Shukichi and Tomi, the retired couple who
travel to see their son, daughter and daughter-in-law in Ozu’s Tokyo Story, find themselves neglected
as their children, transformed by the metropolis, let the turbulence of busy
lives distract them from proper family affections. The pace, even by Ozu’s
standards, is, shall we say, measured,
but the atmosphere and emotional currents he generates stay in the memory in
ways the lightly-handled plot details make unexpected.
A Tokyo
Story is a story of loneliness, dislocation, changed ways, misrecognition.
Quite rightly.
But why is loneliness not seen, outside the
metropolis and our fantasies of its functions, as the normal state of affairs,
or part of their essential mix? I wasted many months moping my way through a
decent supply of self-pity through 2010. Having returned, reluctantly, from
Tokyo to an all-too-familiar Wellington, it took a while to work out what to
make with the realization that my experiences there weren’t going to mean
anything unless I turned them to personal use. It’s not just that New Zealand
can seem insular and overbearingly intimate after a big city, although that is
true. It’s that the self-pity of the lonely returnee is really a form of
self-regard: can’t you all see me
changed?
Now, a little less reluctantly, knowing
I’ll be here a while, it’s the job of thinking through how I could bring those
experiences – and locations – into productive relation that gets me excited,
both in its difficulty and in the sense of quite general but still undefined
shared connections being grasped, connections Carl Shuker’s The Method Actors convinced me are set
to develop further.
*
It’s common to use Tokyo as short-hand for
the future itself. William Gibson is the master of this in English-language
writing, and his novels capture
“the new global way-stations and the piquant dissonances between picturesque
travellers and the future cities they suddenly find themselves in. Tokyo, to be
sure (Tokyo now and forever!)” That city is there, for sure, and the very
particular, almost dystopian, and cyberpunk, certainly, pleasures of Kenzo
Tange’s Tokyo Metropolitan Government Building remain undiminished after many
visits and awed glimpses.
That is not my Tokyo, though. There are
good economic reasons, as I’ve argued
before around Ghost in the Shell,
that the sense of Tokyo as the future contains within it a nostalgia for a
future that belongs properly to the past, or has passed to somewhere else.
But what always presses on me in Tokyo, and
feels like my Tokyo, isn’t this future
but, instead, an almost touchable past. A very old resident of the city might
just be able to remember patches of countryside in parts of the Toyoko line out
from Shibuya to Yokohama.
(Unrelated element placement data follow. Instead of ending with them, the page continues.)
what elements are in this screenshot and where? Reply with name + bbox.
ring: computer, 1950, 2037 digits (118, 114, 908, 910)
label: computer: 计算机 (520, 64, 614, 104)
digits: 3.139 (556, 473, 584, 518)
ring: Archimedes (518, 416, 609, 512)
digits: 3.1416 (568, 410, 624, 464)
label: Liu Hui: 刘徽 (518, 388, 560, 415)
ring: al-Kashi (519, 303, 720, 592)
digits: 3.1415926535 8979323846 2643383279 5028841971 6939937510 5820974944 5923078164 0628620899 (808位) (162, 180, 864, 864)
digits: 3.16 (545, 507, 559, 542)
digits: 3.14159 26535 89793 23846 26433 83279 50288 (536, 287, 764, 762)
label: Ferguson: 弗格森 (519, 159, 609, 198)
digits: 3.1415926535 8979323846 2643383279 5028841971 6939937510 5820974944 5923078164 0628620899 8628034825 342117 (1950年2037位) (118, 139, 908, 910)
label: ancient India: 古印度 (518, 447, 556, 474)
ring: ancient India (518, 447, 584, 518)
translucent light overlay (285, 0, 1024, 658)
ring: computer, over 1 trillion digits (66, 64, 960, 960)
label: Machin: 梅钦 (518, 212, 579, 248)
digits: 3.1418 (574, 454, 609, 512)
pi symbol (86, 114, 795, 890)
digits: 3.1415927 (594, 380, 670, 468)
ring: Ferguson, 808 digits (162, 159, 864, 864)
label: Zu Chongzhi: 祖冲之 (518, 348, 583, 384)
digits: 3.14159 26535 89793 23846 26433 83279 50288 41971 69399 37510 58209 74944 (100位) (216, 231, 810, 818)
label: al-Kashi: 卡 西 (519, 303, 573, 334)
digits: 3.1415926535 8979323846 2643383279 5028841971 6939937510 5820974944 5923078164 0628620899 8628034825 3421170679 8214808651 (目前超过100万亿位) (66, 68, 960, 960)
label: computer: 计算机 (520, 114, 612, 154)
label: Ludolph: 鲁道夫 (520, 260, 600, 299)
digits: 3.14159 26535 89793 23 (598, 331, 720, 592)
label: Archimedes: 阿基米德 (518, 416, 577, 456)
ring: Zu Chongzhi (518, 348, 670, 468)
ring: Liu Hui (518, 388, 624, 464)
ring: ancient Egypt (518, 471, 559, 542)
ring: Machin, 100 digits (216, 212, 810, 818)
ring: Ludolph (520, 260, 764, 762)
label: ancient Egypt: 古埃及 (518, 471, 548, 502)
Certainly, so much of the seemingly eternal present
of the central stations was fields and space not all that long ago. There are
baby-boomers – Takayuki
Tatsumi among them – who remember childhoods in central Shinjuku.
The force and scale of the rupture the
Meiji Restoration represented – industrialization, full-scale capitalist
development, political transformation – and the speed with which it was
achieved frame all this. We’re used to thinking about the breaks that invasion
produced in White Settler Colonies – of disasters, in other words, and worlds
taken from indigenous people – but Tokyo offers the same kind of overwhelming
awareness of historical transformation in the other direction. How many
generations back do you have to reach before someone has a passed-down memory
of Edo?
My Tokyo feels like it offers History
itself, just around the corner, at the end of the train line, beyond.
*
Loneliness has its pleasures too, and no
amount of deadly, overworked academic articles about the flaneur can ever quite
remove the satisfactions of walking around a big city on your own.
My Tokyo is bookshops; books tied together
in bundles with twine to be carried home though subway lines; great racks of
bargains piled outside impossibly narrow Kanda stores; scratched-out kanji
indicating subject areas. Dust.
This is Mosakusha, Shinjuku’s
radical bookstore, a block away from a busy street and so self-effacing I
missed it on each first attempt at a visit.
Here’s the Communist Party bookstore, just
across from their Central Committee’s office in Yoyogi, along from their
newspaper’s printery.
Both connect through alleyways and
off-streets, and both stand as landmarks in my cognitive mapping of Tokyo – my
city is almost all laneways. Not for their excitements – there’s little of that
– but for their details and promise.
*
One moment of History I seemed never to be
able to find when I lived in Tokyo connected to politics. What happened to the
Tokyo of student rebellion and revolutionary organisations, the Tokyo of the
Narita airport struggle, of anti-war demonstration and May Day riot?
The official city – and Tange’s
architecture fits here – managed, or so it felt five years ago, to erase that
history entirely. Part of the source of my obsession with the style and sound
of the Showa era has been to do with getting some sort of access to that world,
a world which, beyond the some fragile and enfeebled works of memory, seemed so
close to eradication.
That’s changing now. The Tokyo of the
anti-nuclear movement isn’t my Tokyo, either, but I’m glad to have seen it. And
I wonder if it might reach back to this History.